While Rogers executives declined to discuss the iPhone plans, pricing or timeline for the its rollout, the confirmation was the first time the company officially acknowledged a deal had been stuck with Apple. Analysts widely greeted the iPhone announcement with a positive response.
“Our analysis shows the iPhone could be an important catalyst for [Rogers] shares: it could add an extra 150,000 net (subscribers)… for Rogers, or $100 million in annual EBITDA,” wrote Jonathan Allen, an analyst at RBC Capital Markets. “The market will have to wait to see whether Rogers launches the current model or waits for the 3G (third-generation model)expected to be released by Apple in July.”
“All the marketing for the iPhone has been spilling over the border for over a year, so there’s good awareness of the product,” Kaan Yigit, president of Solutions Research Group, told Marketing. “The GSM network in CanadaRogers and Fidois actually in better shape than the AT&T GSM network so it should be a smoother customer experience.”

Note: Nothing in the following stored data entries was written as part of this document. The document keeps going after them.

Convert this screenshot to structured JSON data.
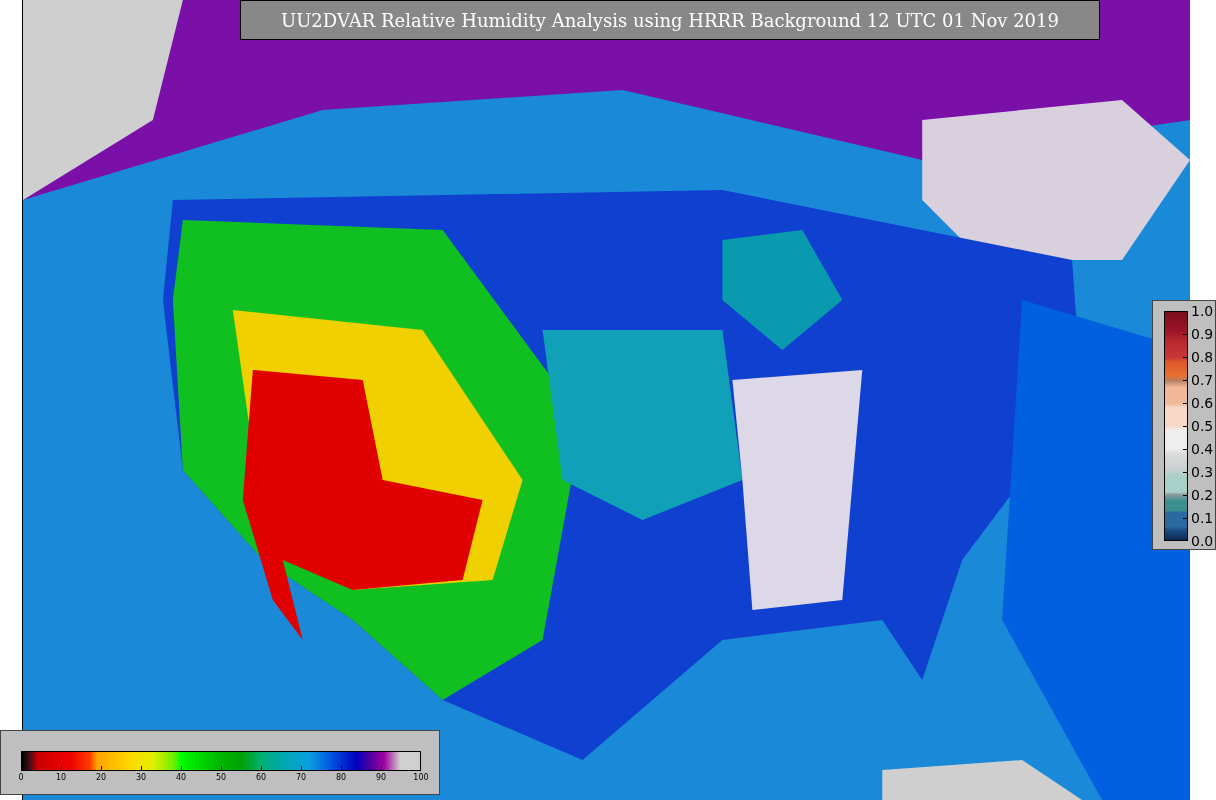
{
  "title": "UU2DVAR Relative Humidity Analysis using HRRR Background 12 UTC 01 Nov 2019",
  "colorbars": [
    {
      "kind": "horizontal",
      "ticks": [
        "0",
        "10",
        "20",
        "30",
        "40",
        "50",
        "60",
        "70",
        "80",
        "90",
        "100"
      ]
    },
    {
      "kind": "vertical",
      "ticks": [
        "1.0",
        "0.9",
        "0.8",
        "0.7",
        "0.6",
        "0.5",
        "0.4",
        "0.3",
        "0.2",
        "0.1",
        "0.0"
      ]
    }
  ]
}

However, Yigit also said Canadians may not jump on the iPhone bandwagon as quickly as people did in the U.S. When it comes to new technology products, Canadian consumers tend to be more price-sensitive, he said. Once difference in market size is taken into account, Yigit expects iPhone sales in Canada to represent 75% to 80% of the sales in the U.S.
SRG research into likely iPhone early adopters in Canada, found that the average age will be about 29 and 61% will be male, with a household income of $88,600. The SRG research also discovered that nearly half of those interested in getting an iPhone in Canada are currently with a wireless carrier other than Rogers or Fido.
Rogers said its revenue grew 14% to $2.6 billion, while the key wireless division saw postpaid net subscriber additions grow to 97,000 for the period.
Operating revenue at the wireless segment for the period ended March 31 was $1.43 billion, up 16% from $1.23 billion in the prior-year period.
“While many challenges lie ahead in the coming quarters, we are well on track to deliver another year of strong growth in both subscribers and profitability,” Ted Rogers said.